"Lo!" whispered some of the circle. "Hark to his 'Ram Ram!' He knows--Pidar Narâyan knows."

[CHAPTER VI]

ALPHA AND OMEGA

Am-ma was fishing. Breast deep in the water, which in the early dawn stretched like a shining shield to meet the pale primrose vestments of the coming day, his bodiless head and shoulders slid sedately over the surface like some strange kind of wild-fowl; for his hands, clasped at the back of his curly frizz of hair, held the apex of a conical, reed-distended net, shaped like a pair of wings. His eyes were closed, and, despite all lack of visible movement, the tenseness of every muscle, the strained look of every curve, showed that he was on the alert for something; that something, being the first hint of possible prey sent by his hidden feet as they felt, like hands, over the bottom. Felt lightly, buoyantly, with scarce more pressure than the water itself, until, at the first suspicion of a fish lying half-buried in the sand, they would fling themselves air-wards to change places with his head; and that, with the net twirled dexterously above it, would go down like an extinguisher over the suspicious ridge or furrow. Sometimes--most often, of course,--they proved to be nothing else; but sometimes, again, there would be a pause, during which the black legs would remain uppermost, and then, once more, the black head would come air-wards with a wriggling fish, held, if it happened to be a small one, in its white teeth. For Am-ma had not been provided by nature with a pouch, like the pelicans who were fishing hard by; and, being absolutely destitute of clothing and pockets, had to sidle sedately to the bank with each prize before seeking another, since both hands and feet were needed for its capture. Otherwise, his method of fishing was little removed from the birds,--the net being considered as his beak. If anything, it was the more primitive of the two, since the pelicans fished in companies, drawing a serried line round each likely shallow; whereas Am-ma had all the distrust of his fellow which marks man in his earliest development. For, even amongst his kind, Am-ma was held to be barbarian; though, Heaven knows! the six or seven millions of wild tribes and forest races in India which go to make up its two hundred and eighty, are primitive enough. Those six or seven millions, frankly, absolutely savage, who, as the census puts it, are 'not to be specified'; remaining, as they do, untouched by either the civilizations or religions with which they have come in contact. Six or seven millions, whose very superstitions are their own monopoly!

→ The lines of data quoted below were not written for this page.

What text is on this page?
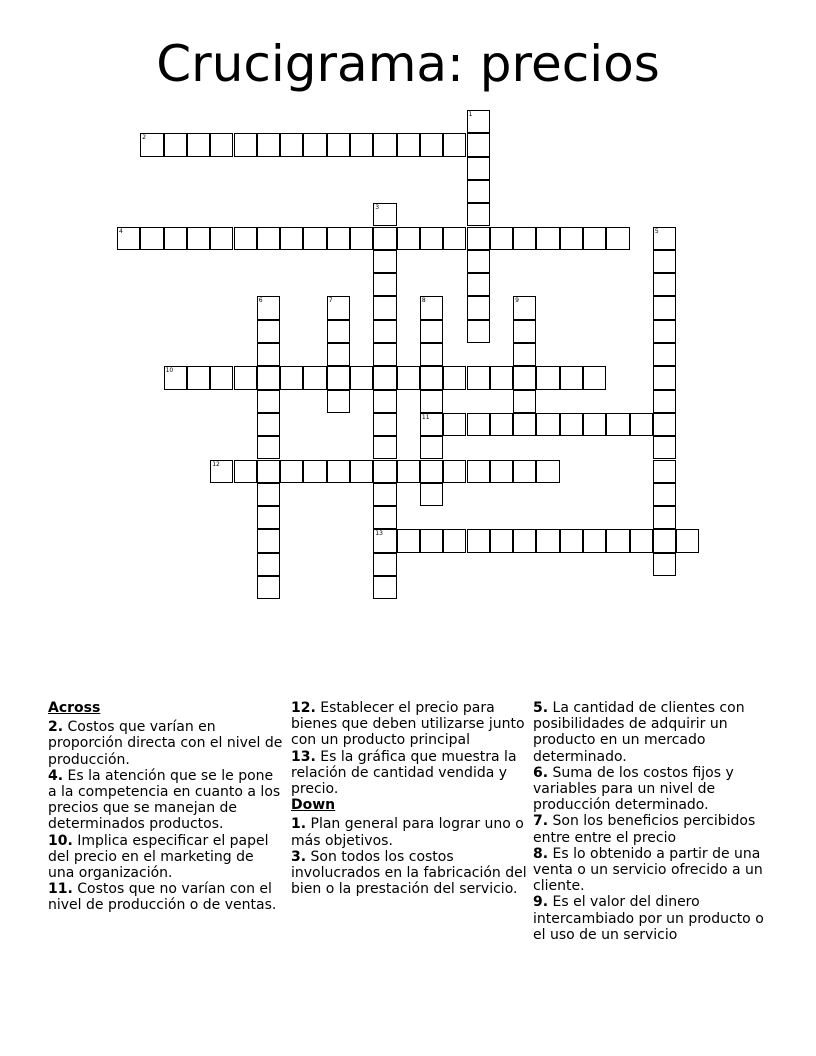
Crucigrama: precios
1
2
3
13
4	5
6	7	8
11
9
10
12

Across

2. Costos que varían en proporción directa con el nivel de producción.

4. Es la atención que se le pone a la competencia en cuanto a los precios que se manejan de determinados productos.

10. Implica especificar el papel del precio en el marketing de una organización.

11. Costos que no varían con el nivel de producción o de ventas.

12. Establecer el precio para bienes que deben utilizarse junto con un producto principal

13. Es la gráfica que muestra la relación de cantidad vendida y precio.

Down

1. Plan general para lograr uno o más objetivos.

3. Son todos los costos involucrados en la fabricación del bien o la prestación del servicio.

5. La cantidad de clientes con posibilidades de adquirir un producto en un mercado determinado.

6. Suma de los costos fijos y variables para un nivel de producción determinado.

7. Son los beneficios percibidos entre entre el precio

8. Es lo obtenido a partir de una venta o un servicio ofrecido a un cliente.

9. Es el valor del dinero intercambiado por un producto o el uso de un servicio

Some there were among these fisher folk of Eshwara who, like Gu-gu, were faintly leavened with latter-day learning, faintly amenable to latter-day standards; but Am-ma's dull brain was satisfied with what it had inherited; which included, amongst other things, sight, hearing, touch, keen almost beyond belief. So he opened his eyes at a sound which, to an ordinary person, would have been as inaudible as the swift coming of sunlight in the sky; and his sight told him immediately what it was in detail. A canoe was coming down the lagoon with two men in it. Now there was only one canoe in Eshwara, and that belonged to Pundit Ramanund. He had been over the black water, and learnt, amongst a number of other strange new things which were of no use, how to paddle a canoe--his own or another's! For what good was a canoe when you did not know the sandbanks? And how could you know the sand-banks unless you swam over them and dived down to them? Then, if you could do that, what was the good of a canoe? An air-bag, or even an earthen pot under the pit of your stomach, on which you could lie, was sufficient for all practical purposes.

Therefore one of the men Am-ma knew must be Ramanund; the other, by his turban, was a Mahomedan. Did he know the sand-banks? Am-ma shaded his eyes with one hand, and watched to see. Evidently not; the canoe stuck here, there, everywhere, yet still came on slowly. But if the occupants wanted--as everybody seemed to want nowadays--to cross over to the other side--that other side where the red brick headworks of the canal showed like a plinth--to those strange, new white tents where the Lord was expected; then they would find the navigation more intricate.

Am-ma being conservative inevitably, smiled at the certainty, closed his eyes, and went on fishing; till he opened them again at a shout.

"Which way?" he echoed, his voice sounding hollow from its nearness to the water. "By the deep stream, always."

"And which is that, fool?" came Roshan's voice angrily.

"Where there is most water," returned Am-ma calmly. "Cease from paddling, and the canoe will tell you without fail. Such things know of themselves. They are wise."